En retardataire, mais dans les temps quand même voici le quatrième OS de ce recueil sur le thème : Trone.
Je reprend ici la scène de l'épisode 3 de la saison 2, ou Moriaty "vole" les joyaux de la couronne.
Je vous invite a aller la revoir pour visualiser la scène, ou même écouter La gazza Ladra qui s'y prête parfaitement XD
Je ne suis pas vraiment fière je pensais faire mieux, mais je le poste quand meme .
Bonne lecture !
Episode 4: Have Fun !
...
Il traversa le château en compagnie de son petit groupe de touristes émerveillés. Ces gens simples, trop simples. Il jeta l'emballage de son shewing-gum dans les airs.

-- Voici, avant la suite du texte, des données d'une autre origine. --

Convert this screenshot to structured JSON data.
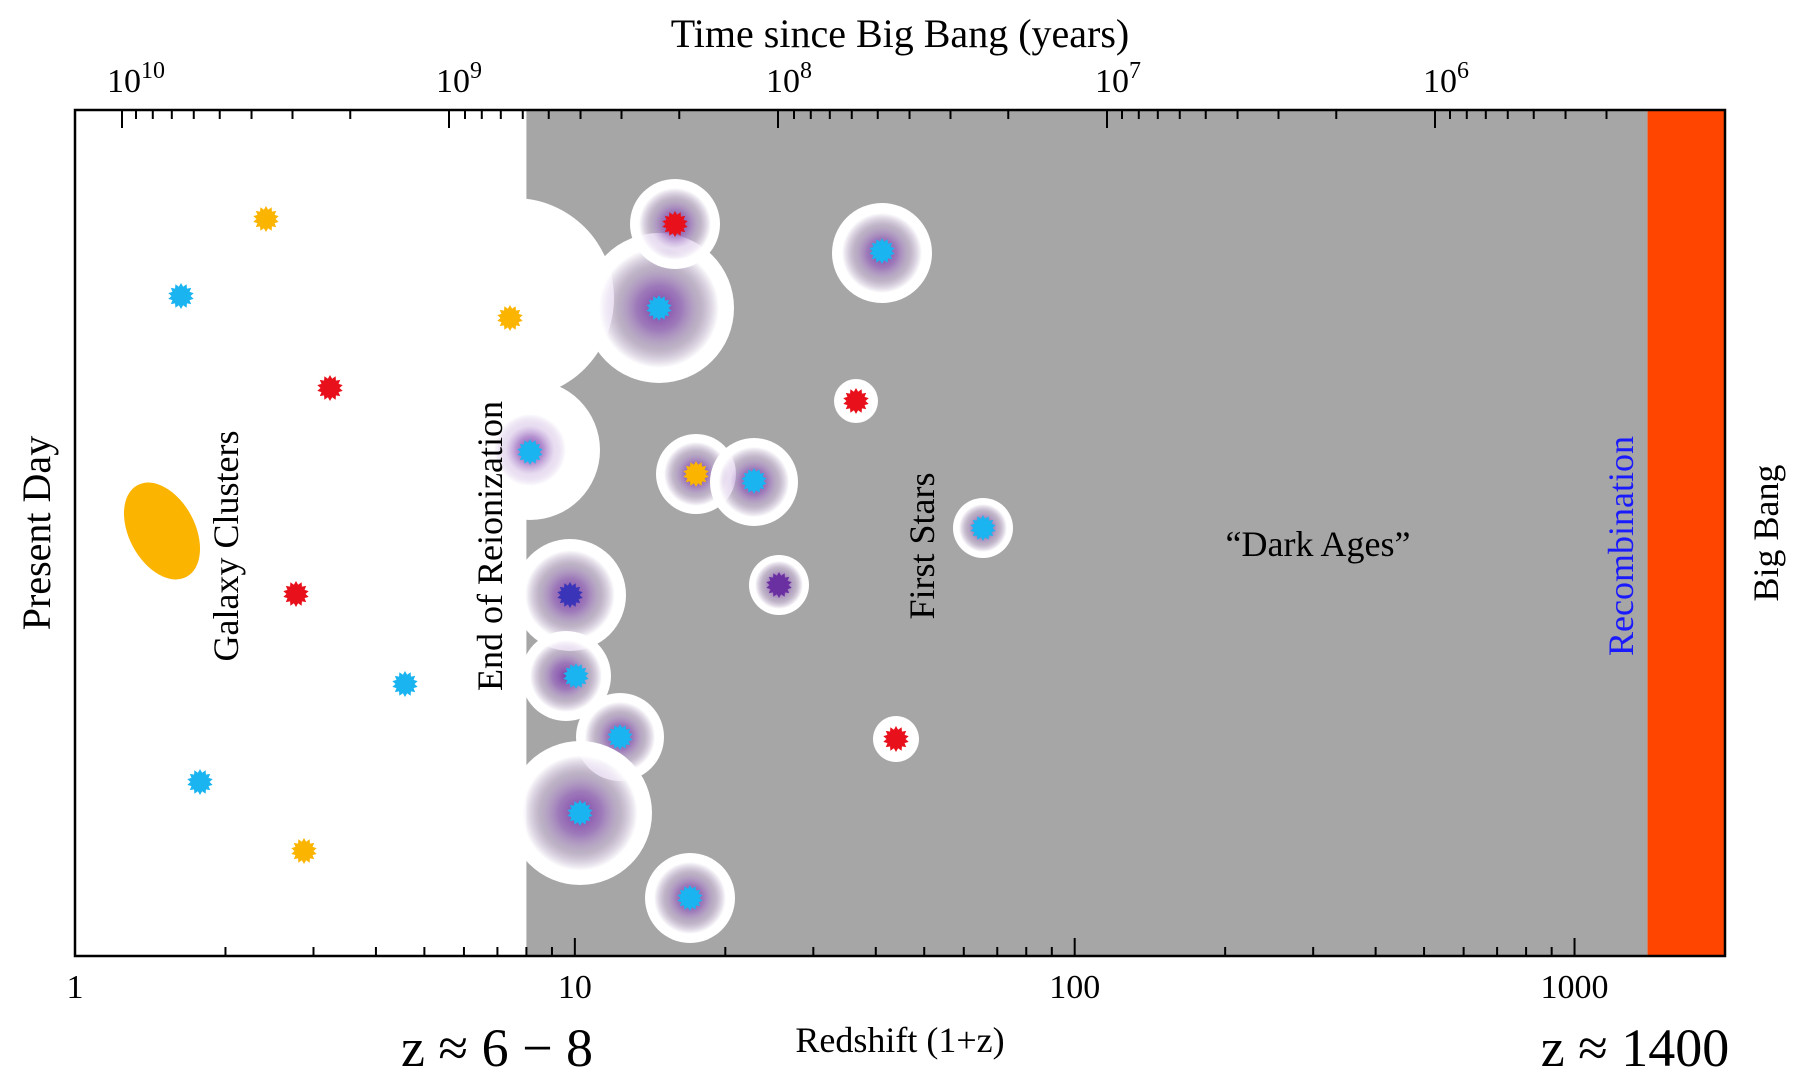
{
  "figure": {
    "top_axis_title": "Time since Big Bang (years)",
    "bottom_axis_title": "Redshift (1+z)",
    "left_label": "Present Day",
    "right_label": "Big Bang",
    "left_equation": "z ≈ 6 − 8",
    "right_equation": "z ≈ 1400",
    "annotations": {
      "galaxy_clusters": "Galaxy Clusters",
      "end_of_reionization": "End of Reionization",
      "first_stars": "First Stars",
      "dark_ages": "“Dark Ages”",
      "recombination": "Recombination"
    }
  },
  "colors": {
    "dark_ages_fill": "#a6a6a6",
    "big_bang_fill": "#ff4500",
    "recombination_text": "#1a1aff",
    "star_blue": "#1ab4f0",
    "star_red": "#e8101a",
    "star_yellow": "#fbb400",
    "star_purple": "#6a2fa0",
    "star_navy": "#3a34b8",
    "halo_purple": "#7a3aa8",
    "galaxy_cluster": "#fbb400"
  },
  "bottom_axis": {
    "scale": "log",
    "range": [
      1,
      2000
    ],
    "major_ticks": [
      {
        "value": 1,
        "label": "1"
      },
      {
        "value": 10,
        "label": "10"
      },
      {
        "value": 100,
        "label": "100"
      },
      {
        "value": 1000,
        "label": "1000"
      }
    ]
  },
  "top_axis": {
    "scale": "log",
    "major_ticks": [
      {
        "base": "10",
        "exp": "10"
      },
      {
        "base": "10",
        "exp": "9"
      },
      {
        "base": "10",
        "exp": "8"
      },
      {
        "base": "10",
        "exp": "7"
      },
      {
        "base": "10",
        "exp": "6"
      }
    ]
  },
  "regions": {
    "reionization_edge_redshift": 8,
    "recombination_redshift": 1400
  }
}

Dans le château il déposa ses affaires, passa les portiques et arriva enfin dans la salle des joyaux de la couronne.
Il allait s'amuser.
11h.
Une oreillette, puis deux. Un bouton appuyé et La Gazza Ladra s'enclencha. Dans cette première scène qui se jouait, tout été réglé à la milliseconde prêt.
D'un clic sur son téléphone, Moriarty lança l'alarme. Un coup de spray pour se débarrasser de l'agent. Il ne restait plus que lui, lui et sa pièce.
La casquette atterrie au sol alors qu'il mastiquait son shewing-gum.
La police était en route.
L'heure du second acte a sonnée.
Un autre clic et il ouvrit la porte de la banque d'Angleterre. Un marqueur en main il écrivit sur la vitre des joyaux.
Un point, deux, agrémentant le O de Sherlock d'un smiley.
Une petite touche de fantaisie, juste une que diable !
Il prit son téléphone, et au lancement de son troisième acte déverrouilla les porte de la Pentonville prison.
L'heure du final sonna .
Il colla son shuwing-gum a la vitre et un deposa ce tout, tout petit diamant.
Veste à terre.
Un pas de côté.
Dans un ensemble parfaitement chorégraphié les policiers arrivaient.
Un temps, un pas.
Il prit l'extincteur.
La Gazza Ladra entama son assaut final. Et lui aussi.
Il percuta le diamant, explosa la vitre.
Drapé du manteau, serti de la couronne, le sceptre entre les mains, le tableau était achevé alors que de son trône, sur les dernières notes, il regardait la police entrer.